(Continua da qui)
Il tempo passa e lentamente arriva il momento di ricucire trame, fili e destini che si sono incrociati.
Mentre i signori Biassoni preparano il viaggio per Milano, a Santa Caterina madre e figlia vivono separate. Nel Comparto la ricoverata 292 attende impaziente di uscire e non fare ritorno mai più. Dovrà rimanere ancora una settimana, per riprendersi dal parto e verificare le condizioni di salute, ma questo tempo le sembra infinito. Come tutte infatti anche lei conosce i rischi che si corrono in un luogo simile: fino al parto Santa Caterina rappresenta la salvezza; dopo il parto diventa la paura.
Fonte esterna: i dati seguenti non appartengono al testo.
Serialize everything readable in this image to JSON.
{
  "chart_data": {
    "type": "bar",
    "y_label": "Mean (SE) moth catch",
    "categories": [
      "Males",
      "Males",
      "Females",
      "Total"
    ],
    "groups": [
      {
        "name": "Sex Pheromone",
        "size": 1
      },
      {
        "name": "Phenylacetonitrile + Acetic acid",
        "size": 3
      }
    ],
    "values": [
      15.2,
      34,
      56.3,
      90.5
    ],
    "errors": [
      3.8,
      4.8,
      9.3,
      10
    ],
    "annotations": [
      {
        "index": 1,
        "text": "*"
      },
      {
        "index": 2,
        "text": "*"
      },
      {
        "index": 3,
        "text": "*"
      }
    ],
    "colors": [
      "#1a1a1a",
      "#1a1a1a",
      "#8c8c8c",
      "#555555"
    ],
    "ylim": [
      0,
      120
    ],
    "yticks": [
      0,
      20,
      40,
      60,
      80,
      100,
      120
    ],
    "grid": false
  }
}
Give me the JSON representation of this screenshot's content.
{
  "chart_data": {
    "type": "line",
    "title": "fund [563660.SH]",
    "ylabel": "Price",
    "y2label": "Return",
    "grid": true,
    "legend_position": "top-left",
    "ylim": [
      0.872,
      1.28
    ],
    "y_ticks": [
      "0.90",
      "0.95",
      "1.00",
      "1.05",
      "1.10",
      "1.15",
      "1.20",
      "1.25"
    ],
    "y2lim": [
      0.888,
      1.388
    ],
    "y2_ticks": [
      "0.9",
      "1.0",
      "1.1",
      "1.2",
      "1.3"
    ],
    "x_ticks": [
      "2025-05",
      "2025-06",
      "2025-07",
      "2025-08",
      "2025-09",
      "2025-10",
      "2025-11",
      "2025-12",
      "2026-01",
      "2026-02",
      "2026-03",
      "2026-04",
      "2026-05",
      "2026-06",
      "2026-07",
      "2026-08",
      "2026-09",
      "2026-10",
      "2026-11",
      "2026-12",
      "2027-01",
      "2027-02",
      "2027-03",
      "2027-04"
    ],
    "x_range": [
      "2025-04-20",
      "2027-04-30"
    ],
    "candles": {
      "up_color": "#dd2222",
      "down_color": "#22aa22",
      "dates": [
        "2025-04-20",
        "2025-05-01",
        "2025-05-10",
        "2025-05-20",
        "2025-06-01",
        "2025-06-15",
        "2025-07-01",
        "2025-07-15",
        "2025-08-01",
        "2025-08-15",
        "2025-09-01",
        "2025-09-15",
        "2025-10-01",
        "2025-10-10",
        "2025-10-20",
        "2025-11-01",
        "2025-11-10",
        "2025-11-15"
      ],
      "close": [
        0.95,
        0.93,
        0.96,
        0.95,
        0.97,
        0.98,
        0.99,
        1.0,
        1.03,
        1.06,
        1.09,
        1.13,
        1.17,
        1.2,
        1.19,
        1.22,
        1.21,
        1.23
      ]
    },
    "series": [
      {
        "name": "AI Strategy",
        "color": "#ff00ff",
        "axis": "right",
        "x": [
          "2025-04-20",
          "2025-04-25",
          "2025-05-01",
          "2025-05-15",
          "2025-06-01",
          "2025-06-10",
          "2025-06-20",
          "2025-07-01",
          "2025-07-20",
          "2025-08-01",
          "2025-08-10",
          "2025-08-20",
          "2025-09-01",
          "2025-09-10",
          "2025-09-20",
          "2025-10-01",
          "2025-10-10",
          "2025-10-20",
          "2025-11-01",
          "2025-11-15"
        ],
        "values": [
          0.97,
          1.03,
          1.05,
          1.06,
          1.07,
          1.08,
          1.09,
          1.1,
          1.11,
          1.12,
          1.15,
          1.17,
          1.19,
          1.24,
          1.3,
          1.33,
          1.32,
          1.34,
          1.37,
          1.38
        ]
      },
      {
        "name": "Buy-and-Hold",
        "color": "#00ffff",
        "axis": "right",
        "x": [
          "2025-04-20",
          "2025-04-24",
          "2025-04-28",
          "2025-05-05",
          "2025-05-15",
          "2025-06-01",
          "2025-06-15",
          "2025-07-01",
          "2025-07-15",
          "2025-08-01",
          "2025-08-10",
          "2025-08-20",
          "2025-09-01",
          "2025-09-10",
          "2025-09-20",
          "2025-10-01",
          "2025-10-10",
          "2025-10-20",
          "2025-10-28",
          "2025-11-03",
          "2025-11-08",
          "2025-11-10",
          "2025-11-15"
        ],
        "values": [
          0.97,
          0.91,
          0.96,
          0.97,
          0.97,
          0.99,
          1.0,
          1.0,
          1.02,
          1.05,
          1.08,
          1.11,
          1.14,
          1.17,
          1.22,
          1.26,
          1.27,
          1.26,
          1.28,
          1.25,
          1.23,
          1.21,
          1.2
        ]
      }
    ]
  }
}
La struttura è sovraffollata e la possibilità di contrarre infezioni e malattie contagiose è altissima. Una in particolare semina timori e preoccupazioni tra le degenti: la sifilide. Le madri nubili, in cambio dell’assistenza ricevuta, devono fermarsi qualche mese come nutrici, rischiando di essere infettate dai bambini malati. Così cercano con qualunque scusa di andarsene, ma esimersi dall’obbligo non è facile: bisognerebbe ritirare il proprio bambino dopo averlo riconosciuto o pagare una tassa di 20 lire. Naturalmente, se queste donne si trovavano qui, è perché entrambe le vie non sono percorribili e così possono solo augurarsi qualche malattia o disturbo che impedisca l’allattamento, com’è capitato alla numero 292: dalle visite di controllo la donna è risultata anemica e l’anemia è stata, forse, la sua salvezza.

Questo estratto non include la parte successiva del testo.